Vanessa Dion Fletcher is a Lenape and Potawatomi neurodiverse Artist. Her family is from Eelūnaapèewii Lahkèewiitt (displaced from Lenapehoking) and European settlers. She employs porcupine quills, Wampum belts, and menstrual blood to reveal the complexities of what defines a body physically and culturally. Reflecting on an Indigenous and gendered body with a neurodiverse mind Dion Fletcher creates art using composite media; performance, textiles and video. Disability and Colonialism collide to make a perspective of language that is fractured and politicized. A student of the Lenape Language, Dion Fletcher, works with a small and dedicated community to speak their language. Her writing has been published in Art In America, Backflash Magazine and The Journal As/Us. She graduated from The School of the Art Institute of Chicago in 2016 with an MFA in performance and has exhibited at Art Mur Montreal, The Queer Arts Festival Vancouver, Satellite Art show Miami. Her work is in the Indigenous Art Centre, Joan Flasch Artist Book collection, Vtape, Seneca College, and the Archives of American Art. Dion Fletcher is a 2020-2021 Jackman Humanities Institute fellow at the University of Toronto.
Lyndsay Mann is an artist filmmaker. She researches ways that embodied experiences can resist and transform structural pressures. Her work seeks routes for redress and reciprocity, examining institutional narratives of objective knowledge and the ways in which these infiltrate our personal perspectives. Voice and belonging are central subjects in her practice. Her observational yet intimate moving image works also integrate her drawing, sculpture and writing.
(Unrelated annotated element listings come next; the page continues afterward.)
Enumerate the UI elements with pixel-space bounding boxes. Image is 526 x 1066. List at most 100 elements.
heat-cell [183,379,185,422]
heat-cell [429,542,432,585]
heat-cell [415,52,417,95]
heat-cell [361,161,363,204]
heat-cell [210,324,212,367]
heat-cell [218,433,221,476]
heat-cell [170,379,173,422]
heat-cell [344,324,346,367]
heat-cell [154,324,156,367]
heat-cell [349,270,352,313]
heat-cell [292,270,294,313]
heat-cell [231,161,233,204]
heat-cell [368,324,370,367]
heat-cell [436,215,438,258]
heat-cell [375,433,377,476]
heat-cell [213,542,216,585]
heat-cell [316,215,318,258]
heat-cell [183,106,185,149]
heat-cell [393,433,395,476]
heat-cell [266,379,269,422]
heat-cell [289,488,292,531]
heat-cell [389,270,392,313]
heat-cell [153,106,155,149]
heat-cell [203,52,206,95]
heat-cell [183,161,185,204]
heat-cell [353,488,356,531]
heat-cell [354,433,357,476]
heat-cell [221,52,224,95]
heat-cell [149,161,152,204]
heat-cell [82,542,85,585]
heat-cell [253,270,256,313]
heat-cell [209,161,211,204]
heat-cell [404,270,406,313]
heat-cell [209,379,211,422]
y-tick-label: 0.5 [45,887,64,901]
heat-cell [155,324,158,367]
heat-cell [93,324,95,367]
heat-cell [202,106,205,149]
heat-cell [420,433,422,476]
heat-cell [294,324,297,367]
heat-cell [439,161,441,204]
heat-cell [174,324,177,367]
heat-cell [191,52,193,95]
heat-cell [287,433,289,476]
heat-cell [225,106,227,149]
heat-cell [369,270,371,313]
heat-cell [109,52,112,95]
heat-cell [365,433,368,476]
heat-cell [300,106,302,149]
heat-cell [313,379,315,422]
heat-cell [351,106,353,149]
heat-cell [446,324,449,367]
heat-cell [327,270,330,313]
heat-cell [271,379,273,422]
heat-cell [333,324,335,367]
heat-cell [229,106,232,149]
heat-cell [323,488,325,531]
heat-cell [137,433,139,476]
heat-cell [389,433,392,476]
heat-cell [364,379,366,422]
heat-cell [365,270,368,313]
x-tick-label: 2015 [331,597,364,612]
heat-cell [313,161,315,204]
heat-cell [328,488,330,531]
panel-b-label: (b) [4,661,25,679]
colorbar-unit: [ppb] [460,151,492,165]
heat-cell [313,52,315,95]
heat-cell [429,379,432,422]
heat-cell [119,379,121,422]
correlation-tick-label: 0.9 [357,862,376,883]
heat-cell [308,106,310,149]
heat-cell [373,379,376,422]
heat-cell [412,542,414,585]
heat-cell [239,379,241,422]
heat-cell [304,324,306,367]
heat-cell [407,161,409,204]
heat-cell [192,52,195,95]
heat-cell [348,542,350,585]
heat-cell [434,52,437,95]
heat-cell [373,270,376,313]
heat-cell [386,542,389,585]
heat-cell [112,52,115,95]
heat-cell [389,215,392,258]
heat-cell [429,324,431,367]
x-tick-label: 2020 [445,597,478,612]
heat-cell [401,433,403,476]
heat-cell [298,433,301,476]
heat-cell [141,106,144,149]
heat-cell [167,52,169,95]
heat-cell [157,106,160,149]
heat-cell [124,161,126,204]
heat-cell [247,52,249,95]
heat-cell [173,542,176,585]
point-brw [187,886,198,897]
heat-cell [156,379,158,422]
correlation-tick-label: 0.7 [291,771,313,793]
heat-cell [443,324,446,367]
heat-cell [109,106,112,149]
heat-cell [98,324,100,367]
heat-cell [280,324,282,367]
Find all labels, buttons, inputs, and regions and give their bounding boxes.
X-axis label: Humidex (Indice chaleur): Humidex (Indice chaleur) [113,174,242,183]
Lyndsay studied at Central Saint Martins, London and completed a PhD in art and philosophy, titled ‘Voicing Uncertainty’, at the University of Edinburgh in 2017. She was a lecturer at Edinburgh College of Art from 2013-2022, and is currently based in Edinburgh and Berlin. Recent exhibitions and events include: Desert is a Forest, Jameel Art Centre, Dubai; Re-rooting, Folkestone Triennial, UK; Florilegium, Inverleith House, Royal Botanic Garden Edinburgh; Seeing Systems, videoclub + ArtScience Museum, Singapore; Utter, Utter, Utter, Cooper Gallery, Dundee; Character Double, LUX Scotland; >>FFWD, Minsheng Art Museum, Shanghai; The Extended Voice, Haus der Kulturen der Welt, Berlin; Say-so, Glasgow Film Festival and MAP; Viewing Voices, Edinburgh International Film Festival; Lyndsay Mann, (solo) Careof Center for Contemporary Art, Milan.